A new owner initiative on the project was the use of a cost-loaded master integrated schedule (MIS), for which Hill provided expertise to make the implementation successful. The MIS for the CCR project contained both the contractors’ activities and the owner’s activities for the CCR project’s entire life cycle, explained Hill Senior Scheduler Jongwoo Jeon and Project Controls Specialist Martin Li. The cost-loaded MIS proved useful in communicating and collaborating between the scheduler and cost engineer for project cost forecasts and distributions, as the MIS provided overall cost distribution for the project. The cost engineer then could build and cross-check the detailed forecasts.

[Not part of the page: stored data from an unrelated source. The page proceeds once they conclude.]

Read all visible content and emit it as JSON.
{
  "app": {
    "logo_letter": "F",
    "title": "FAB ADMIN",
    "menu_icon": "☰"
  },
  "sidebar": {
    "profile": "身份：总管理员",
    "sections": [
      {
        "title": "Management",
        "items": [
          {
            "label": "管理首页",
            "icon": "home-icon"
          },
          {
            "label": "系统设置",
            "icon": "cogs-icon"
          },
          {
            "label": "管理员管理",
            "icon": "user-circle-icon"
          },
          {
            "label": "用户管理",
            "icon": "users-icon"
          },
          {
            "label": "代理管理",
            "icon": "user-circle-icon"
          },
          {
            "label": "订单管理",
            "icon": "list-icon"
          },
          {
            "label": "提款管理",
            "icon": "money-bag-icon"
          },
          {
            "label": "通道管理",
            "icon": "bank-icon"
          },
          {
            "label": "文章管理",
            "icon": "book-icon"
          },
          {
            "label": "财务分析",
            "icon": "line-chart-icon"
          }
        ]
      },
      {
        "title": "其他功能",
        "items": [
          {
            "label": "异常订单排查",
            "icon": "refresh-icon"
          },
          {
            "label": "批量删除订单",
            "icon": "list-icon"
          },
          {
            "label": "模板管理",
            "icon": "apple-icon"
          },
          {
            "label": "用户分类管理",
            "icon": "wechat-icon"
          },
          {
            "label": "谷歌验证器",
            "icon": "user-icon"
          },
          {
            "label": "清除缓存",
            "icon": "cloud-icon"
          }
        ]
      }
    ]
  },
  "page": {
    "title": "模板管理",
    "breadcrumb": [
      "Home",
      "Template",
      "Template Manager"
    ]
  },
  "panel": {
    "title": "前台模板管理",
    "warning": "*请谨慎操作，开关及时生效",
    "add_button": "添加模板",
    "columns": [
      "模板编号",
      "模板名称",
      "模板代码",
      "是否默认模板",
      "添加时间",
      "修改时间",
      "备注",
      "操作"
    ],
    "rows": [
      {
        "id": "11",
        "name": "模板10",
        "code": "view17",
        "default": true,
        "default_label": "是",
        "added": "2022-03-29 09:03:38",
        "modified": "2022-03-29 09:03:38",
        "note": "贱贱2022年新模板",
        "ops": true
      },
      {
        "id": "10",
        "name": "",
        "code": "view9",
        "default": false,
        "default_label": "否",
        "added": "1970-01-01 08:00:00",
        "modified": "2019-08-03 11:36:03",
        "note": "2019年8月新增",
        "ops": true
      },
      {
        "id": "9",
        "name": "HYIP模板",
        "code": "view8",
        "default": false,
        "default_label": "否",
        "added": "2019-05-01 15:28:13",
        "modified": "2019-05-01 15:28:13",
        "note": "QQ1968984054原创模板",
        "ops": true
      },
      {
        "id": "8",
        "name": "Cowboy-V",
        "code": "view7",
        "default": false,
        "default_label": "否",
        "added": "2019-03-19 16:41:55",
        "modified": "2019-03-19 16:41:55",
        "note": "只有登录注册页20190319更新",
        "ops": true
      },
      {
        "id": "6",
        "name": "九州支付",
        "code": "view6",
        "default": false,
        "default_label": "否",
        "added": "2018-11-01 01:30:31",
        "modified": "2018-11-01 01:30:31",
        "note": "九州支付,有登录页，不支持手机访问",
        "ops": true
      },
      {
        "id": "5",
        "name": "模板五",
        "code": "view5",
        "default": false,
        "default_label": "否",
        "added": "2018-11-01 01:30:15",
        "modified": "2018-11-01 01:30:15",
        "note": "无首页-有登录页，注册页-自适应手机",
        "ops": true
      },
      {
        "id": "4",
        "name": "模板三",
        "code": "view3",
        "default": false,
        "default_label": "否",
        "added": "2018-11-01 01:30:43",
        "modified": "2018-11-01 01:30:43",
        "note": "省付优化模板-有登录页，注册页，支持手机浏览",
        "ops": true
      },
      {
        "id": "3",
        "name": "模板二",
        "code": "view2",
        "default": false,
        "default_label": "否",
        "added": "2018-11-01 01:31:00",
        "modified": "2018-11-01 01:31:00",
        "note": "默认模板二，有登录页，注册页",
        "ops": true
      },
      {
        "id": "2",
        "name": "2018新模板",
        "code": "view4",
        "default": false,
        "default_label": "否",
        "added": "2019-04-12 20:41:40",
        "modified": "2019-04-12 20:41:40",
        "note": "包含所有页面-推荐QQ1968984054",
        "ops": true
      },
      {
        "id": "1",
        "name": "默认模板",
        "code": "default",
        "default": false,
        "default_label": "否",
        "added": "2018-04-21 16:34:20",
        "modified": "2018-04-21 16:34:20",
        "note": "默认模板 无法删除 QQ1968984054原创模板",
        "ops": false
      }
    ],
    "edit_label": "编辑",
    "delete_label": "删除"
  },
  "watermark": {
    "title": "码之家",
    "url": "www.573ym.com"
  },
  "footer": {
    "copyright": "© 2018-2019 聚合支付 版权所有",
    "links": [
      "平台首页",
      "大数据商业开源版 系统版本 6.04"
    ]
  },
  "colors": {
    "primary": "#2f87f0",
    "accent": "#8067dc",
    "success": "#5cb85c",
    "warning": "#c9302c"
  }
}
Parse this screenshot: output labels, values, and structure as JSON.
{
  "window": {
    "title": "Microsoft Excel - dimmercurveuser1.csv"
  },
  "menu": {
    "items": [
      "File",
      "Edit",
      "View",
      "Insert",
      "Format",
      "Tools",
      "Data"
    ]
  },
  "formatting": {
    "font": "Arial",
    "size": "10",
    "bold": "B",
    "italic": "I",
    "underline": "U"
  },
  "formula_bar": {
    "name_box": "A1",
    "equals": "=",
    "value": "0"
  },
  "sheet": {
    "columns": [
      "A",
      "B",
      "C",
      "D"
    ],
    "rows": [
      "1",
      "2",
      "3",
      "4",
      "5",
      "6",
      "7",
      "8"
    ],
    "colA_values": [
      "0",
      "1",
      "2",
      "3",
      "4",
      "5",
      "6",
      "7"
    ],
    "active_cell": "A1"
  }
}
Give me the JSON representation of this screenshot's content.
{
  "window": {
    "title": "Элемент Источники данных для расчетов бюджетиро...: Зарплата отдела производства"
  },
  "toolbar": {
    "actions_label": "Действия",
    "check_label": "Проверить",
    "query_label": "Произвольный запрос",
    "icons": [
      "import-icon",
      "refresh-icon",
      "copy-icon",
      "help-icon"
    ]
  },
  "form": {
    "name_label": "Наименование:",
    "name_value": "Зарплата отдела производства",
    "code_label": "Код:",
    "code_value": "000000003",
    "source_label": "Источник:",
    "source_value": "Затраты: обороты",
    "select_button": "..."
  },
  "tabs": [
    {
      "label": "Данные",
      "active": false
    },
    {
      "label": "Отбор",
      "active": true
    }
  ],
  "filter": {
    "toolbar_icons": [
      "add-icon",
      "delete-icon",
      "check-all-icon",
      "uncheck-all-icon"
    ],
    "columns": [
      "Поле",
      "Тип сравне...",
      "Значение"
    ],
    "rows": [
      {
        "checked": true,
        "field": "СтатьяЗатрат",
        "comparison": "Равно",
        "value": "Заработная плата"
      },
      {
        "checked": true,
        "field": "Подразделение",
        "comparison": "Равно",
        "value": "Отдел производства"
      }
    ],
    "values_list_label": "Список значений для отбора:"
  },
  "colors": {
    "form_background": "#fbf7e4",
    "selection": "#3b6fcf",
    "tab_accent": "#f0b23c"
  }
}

Jeon added that implementation of the cost-loaded MIS required a well-structured contractor schedule to be successful, so the team held several scheduling workshops with the contractor’s scheduler immediately following contract award. These sessions enabled the contractor to meet all schedule guidelines and requirements, ensuring their baseline and monthly schedule updates could be merged into the MIS seamlessly.

Over the course of the project, the cost-loaded MIS along with the cost-loaded contractor schedule helped to control the budget and schedule in several ways.

“Typically, the project’s payment milestones consisted of several lower-level activities. By loading the costs at the detailed activity level instead of on payment milestones, it greatly helped in terms of evaluating the contractor’s monthly accruals and invoices, as it enabled the team to check the progress of each activity in question,” Jeon explained. “Also, by incorporating change-order activities along with the change-order costs into the schedule as soon as the change orders were executed, the schedule always carried the current schedule and cost information.”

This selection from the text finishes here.